In 2008, Nilson received from the International Municipal Lawyers Association a public service award that honors a local government attorney for “significant and surpassing achievements in the field of local government law.”

During Nilson’s tenure, the city paid out tens of millions of dollars for settlements of police brutality cases, including $6.4 million last year to the family of Freddie Gray. Nilson voted for many of the settlements while part of Baltimore’s Board of Estimates, a five-person spending panel on which the city solicitor sits.

“We looked at the extraordinary circumstances, which truly are unique,” Nilson said in September in explaining why he thought the settlement would not be precedent-setting. “I won’t say it was a perfect storm, but it’s a situation that’s not likely to repeat itself.”

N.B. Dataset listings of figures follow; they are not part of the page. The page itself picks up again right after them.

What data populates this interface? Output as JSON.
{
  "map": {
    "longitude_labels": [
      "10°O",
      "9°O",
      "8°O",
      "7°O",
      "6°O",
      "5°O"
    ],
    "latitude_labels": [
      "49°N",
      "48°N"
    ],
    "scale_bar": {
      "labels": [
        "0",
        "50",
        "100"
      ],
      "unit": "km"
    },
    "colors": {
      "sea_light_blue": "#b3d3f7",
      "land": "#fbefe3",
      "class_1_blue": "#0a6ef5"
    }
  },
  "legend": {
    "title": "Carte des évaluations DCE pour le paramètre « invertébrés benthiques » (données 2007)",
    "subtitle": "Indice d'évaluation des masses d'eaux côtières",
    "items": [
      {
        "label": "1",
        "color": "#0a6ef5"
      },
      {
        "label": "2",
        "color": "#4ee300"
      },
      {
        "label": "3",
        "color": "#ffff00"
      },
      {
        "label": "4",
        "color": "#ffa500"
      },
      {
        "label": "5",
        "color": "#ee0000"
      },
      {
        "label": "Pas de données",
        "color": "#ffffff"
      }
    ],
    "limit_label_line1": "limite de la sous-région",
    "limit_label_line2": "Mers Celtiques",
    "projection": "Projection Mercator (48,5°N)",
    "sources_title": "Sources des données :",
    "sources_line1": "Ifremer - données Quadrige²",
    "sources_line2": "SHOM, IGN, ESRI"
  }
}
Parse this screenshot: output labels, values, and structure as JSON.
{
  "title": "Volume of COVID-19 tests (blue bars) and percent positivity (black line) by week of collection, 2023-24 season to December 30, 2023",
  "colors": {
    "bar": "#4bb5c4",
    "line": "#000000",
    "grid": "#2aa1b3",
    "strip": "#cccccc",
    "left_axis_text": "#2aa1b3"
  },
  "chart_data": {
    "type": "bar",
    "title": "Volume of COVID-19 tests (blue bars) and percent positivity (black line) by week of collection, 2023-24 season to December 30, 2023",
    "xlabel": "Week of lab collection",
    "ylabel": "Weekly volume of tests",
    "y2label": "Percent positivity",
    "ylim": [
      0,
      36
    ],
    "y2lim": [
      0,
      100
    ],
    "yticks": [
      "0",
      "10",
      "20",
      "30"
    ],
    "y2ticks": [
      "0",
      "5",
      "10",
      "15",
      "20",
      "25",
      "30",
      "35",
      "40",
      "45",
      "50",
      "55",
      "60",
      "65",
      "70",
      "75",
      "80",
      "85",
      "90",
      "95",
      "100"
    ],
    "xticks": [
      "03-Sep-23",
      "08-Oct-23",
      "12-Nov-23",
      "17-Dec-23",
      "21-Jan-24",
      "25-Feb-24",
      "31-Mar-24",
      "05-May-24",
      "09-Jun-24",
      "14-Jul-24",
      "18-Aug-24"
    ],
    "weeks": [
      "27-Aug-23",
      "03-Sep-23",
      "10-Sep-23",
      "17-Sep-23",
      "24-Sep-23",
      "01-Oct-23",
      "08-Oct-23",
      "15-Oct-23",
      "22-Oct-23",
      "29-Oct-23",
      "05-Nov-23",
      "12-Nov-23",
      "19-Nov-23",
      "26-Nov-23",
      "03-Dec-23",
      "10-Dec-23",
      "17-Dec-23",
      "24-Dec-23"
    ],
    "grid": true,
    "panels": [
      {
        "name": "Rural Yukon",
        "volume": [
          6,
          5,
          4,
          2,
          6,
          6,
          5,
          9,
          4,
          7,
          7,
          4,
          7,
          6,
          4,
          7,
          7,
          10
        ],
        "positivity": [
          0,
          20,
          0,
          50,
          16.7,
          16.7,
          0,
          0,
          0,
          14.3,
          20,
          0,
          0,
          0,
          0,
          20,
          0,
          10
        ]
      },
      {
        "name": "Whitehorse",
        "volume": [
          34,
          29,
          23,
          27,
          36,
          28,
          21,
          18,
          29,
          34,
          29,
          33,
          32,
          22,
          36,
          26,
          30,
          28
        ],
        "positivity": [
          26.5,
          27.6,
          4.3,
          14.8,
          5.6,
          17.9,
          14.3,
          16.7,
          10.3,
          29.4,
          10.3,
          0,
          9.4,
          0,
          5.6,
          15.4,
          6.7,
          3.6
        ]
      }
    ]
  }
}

In June 2011, a month after The Daily Record reported — based on statistics provided by the Law Department — the city had paid more than Nilson drafted the protocol for what became the Baltimore Police Department’s “teachable moments” program in an effort to reduce the number of lawsuits and settlements.

The two-pronged approach consisted of counseling for the officers involved in the lawsuits and using the incidents in the litigation as part of the department’s training program.